Implementation, enforcement and service standards

The proposed Order would add HBCD to Schedule 1 of CEPA 1999, thereby allowing the Ministers to meet their obligation to publish proposed regulations or other management instruments within 24 months after the publication of the final screening assessment, which will be fall 2013. Also, the risk management instruments will be finalized within 18 months after the publication of the proposal, which will be spring 2015. Developing an implementation plan, a compliance strategy or establishing service standards are not considered necessary without any specific risk management proposals. An appropriate assessment of implementation, compliance and enforcement will be undertaken during the development of proposed regulations or control instrument(s) respecting preventive or control actions for HBCD.

Contacts

  • Greg Carreau
    Acting Executive Director
    Program Development and Engagement Division
    Environment Canada
    Gatineau, Quebec
    K1A 0H3

  • Substances Management Information Line
    Telephone: 1-800-567-1999 (toll free in Canada)
    Telephone: 819-953-7156 (outside of Canada)
    Fax: 819-953-7155
    Email: substances@ec.gc.ca

  • Michael Donohue
    Risk Management Bureau
    Health Canada
    Ottawa, Ontario
    K1A 0K9
    Telephone: 613-948-2585
    Fax: 613-952-8857
    Email: michael.donohue@hc-sc.gc.ca

PROPOSED REGULATORY TEXT

Notice is hereby given, pursuant to subsection 332(1) (see footnote a) of the Canadian Environmental Protection Act, 1999 (see footnote b), that the Governor in Council, on the recommendation of the Minister of the Environment and the Minister of Health, pursuant to subsection 90(1) of that Act, proposes to make the annexed Order Adding a Toxic Substance to Schedule 1 to the Canadian Environmental Protection Act, 1999.

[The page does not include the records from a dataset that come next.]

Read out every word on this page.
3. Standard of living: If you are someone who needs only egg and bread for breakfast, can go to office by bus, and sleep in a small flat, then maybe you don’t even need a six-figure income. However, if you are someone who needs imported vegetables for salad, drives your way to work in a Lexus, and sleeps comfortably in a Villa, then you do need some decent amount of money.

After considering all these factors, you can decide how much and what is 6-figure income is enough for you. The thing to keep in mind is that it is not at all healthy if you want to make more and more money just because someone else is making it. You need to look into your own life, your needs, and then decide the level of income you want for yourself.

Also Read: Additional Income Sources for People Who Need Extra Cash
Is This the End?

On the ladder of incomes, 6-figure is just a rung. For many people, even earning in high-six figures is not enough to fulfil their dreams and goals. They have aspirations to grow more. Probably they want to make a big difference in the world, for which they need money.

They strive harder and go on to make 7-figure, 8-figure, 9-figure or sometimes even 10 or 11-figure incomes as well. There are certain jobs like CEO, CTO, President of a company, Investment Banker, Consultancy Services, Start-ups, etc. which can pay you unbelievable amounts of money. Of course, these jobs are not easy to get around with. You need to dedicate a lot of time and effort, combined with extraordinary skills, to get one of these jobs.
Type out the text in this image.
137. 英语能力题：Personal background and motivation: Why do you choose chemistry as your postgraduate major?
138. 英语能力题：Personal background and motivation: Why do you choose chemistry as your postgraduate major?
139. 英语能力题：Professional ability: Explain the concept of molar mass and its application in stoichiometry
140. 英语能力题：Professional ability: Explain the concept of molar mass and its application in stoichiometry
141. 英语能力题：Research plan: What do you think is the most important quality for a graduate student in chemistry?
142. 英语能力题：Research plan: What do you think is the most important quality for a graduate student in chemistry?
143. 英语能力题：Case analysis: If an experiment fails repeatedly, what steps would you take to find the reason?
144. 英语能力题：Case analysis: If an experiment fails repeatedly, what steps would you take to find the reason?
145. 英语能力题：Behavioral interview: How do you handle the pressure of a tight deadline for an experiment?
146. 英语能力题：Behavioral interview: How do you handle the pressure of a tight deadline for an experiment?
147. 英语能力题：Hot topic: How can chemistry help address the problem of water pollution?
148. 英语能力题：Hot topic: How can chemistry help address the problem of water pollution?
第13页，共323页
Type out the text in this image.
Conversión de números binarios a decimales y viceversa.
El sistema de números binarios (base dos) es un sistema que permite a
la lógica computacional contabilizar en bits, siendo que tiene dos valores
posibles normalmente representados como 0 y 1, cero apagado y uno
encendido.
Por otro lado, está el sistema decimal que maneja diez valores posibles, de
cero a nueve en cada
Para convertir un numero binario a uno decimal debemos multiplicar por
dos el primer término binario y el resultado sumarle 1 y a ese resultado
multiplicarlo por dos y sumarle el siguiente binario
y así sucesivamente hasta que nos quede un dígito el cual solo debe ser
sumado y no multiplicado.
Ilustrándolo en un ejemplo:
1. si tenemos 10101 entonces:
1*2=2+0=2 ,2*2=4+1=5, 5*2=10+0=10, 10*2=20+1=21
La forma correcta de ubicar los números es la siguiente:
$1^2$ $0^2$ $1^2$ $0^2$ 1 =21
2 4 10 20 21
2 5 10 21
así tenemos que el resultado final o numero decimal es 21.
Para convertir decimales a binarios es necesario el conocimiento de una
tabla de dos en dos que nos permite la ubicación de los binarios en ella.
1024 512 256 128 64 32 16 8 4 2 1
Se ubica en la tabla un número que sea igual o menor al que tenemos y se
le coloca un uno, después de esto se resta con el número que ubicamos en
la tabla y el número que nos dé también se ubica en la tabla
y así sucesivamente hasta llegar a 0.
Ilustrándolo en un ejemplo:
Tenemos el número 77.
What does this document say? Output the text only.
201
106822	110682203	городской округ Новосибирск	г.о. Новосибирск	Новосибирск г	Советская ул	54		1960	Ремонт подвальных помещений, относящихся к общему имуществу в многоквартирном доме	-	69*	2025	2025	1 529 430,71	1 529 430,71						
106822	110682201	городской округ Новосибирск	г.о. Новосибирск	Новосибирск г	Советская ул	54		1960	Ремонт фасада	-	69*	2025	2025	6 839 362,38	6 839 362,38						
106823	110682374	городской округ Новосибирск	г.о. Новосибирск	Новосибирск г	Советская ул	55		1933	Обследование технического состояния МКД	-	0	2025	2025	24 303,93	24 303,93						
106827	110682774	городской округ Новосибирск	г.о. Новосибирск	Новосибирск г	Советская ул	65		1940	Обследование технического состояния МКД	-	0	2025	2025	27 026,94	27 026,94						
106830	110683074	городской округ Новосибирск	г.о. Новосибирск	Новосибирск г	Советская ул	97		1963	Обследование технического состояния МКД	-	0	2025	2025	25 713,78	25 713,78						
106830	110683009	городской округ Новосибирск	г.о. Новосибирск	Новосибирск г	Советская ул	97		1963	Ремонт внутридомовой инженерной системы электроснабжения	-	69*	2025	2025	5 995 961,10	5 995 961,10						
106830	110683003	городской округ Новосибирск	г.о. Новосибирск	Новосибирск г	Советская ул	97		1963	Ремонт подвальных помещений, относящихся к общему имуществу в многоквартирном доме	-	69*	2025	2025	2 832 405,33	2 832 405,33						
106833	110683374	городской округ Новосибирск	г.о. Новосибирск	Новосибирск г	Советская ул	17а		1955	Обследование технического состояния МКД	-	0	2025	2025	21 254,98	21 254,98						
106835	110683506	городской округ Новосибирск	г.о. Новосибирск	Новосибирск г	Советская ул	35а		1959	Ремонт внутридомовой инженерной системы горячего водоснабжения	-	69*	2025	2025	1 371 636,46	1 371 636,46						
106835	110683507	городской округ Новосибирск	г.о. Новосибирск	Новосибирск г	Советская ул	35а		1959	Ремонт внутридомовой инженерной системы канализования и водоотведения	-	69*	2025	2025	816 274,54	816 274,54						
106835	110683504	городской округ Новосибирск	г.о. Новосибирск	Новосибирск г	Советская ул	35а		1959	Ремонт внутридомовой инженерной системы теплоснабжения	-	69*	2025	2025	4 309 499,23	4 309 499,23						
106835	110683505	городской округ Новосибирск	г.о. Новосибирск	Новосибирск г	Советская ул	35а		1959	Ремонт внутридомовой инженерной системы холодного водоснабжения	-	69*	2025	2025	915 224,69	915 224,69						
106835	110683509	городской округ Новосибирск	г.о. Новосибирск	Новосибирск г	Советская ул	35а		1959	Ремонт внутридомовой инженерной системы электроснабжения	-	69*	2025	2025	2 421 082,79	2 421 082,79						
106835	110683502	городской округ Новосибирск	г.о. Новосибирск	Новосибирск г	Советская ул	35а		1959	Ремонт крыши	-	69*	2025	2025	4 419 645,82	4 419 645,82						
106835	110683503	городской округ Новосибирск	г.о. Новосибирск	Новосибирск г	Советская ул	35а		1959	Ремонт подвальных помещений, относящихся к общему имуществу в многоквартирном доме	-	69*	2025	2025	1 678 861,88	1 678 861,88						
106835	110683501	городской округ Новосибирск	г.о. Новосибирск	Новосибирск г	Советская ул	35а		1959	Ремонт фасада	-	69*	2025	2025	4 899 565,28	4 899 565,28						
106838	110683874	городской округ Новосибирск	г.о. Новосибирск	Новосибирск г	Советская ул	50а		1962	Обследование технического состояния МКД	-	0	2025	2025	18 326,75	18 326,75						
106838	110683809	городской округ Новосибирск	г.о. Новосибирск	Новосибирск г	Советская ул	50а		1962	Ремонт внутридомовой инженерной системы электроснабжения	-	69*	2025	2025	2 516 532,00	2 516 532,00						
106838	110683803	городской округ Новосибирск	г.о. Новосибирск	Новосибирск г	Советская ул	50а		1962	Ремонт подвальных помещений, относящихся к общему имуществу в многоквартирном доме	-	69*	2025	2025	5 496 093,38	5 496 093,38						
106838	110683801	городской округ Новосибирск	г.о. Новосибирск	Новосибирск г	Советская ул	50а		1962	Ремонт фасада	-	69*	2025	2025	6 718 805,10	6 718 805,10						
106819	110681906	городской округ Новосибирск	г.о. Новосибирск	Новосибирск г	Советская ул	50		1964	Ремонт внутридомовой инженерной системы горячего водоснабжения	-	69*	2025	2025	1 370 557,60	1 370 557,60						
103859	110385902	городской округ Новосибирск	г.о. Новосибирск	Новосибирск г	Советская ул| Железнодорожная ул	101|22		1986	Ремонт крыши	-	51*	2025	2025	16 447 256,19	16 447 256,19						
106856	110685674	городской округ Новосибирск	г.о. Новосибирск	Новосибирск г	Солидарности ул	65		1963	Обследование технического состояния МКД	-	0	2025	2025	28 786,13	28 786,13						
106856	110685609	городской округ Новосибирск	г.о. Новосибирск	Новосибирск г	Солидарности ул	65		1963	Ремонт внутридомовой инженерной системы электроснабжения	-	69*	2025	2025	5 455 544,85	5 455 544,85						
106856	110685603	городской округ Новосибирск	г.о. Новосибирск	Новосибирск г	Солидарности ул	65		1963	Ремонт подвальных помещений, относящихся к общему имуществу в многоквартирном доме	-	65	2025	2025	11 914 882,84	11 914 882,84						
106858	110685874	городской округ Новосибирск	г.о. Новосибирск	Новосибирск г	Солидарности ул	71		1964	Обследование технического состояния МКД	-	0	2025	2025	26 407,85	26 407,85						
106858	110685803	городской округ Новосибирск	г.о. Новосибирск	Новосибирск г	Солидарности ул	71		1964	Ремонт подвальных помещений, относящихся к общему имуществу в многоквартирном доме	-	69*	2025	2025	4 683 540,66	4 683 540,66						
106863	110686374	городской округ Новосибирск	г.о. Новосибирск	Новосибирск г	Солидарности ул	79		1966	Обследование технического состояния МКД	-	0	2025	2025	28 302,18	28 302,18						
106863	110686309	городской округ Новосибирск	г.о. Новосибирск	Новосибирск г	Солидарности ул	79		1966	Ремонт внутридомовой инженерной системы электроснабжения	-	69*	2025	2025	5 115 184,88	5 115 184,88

Any person may, within 60 days after the date of publication of this notice, file with the Minister of the Environment comments with respect to the proposed Order or a notice of objection requesting that a board of review be established under section 333 of that Act and stating the reasons for the objection. All comments and notices must cite the Canada Gazette, Part Ⅰ, and the date of publication of this notice, and be sent by mail to the Executive Director, Program Development and Engagement Division, Department of the Environment, Gatineau, Quebec K1A 0H3, by fax to 819-953-7155 or by email to substances@ec.gc.ca.

A person who provides information to the Minister of the Environment may submit with the information a request for confidentiality under section 313 of that Act.

Ottawa, December 1, 2011

JURICA ČAPKUN
Assistant Clerk of the Privy Council

ORDER ADDING A TOXIC SUBSTANCE TO SCHEDULE 1 TO THE CANADIAN ENVIRONMENTAL PROTECTION ACT, 1999

AMENDMENT

1. Schedule 1 to the Canadian Environmental Protection Act, 1999 (see footnote 2) is amended by adding the following:

Hexabromocyclododecane, which has the molecular formula C12H18Br6

COMING INTO FORCE

2. This Order comes into force on the day on which it is registered.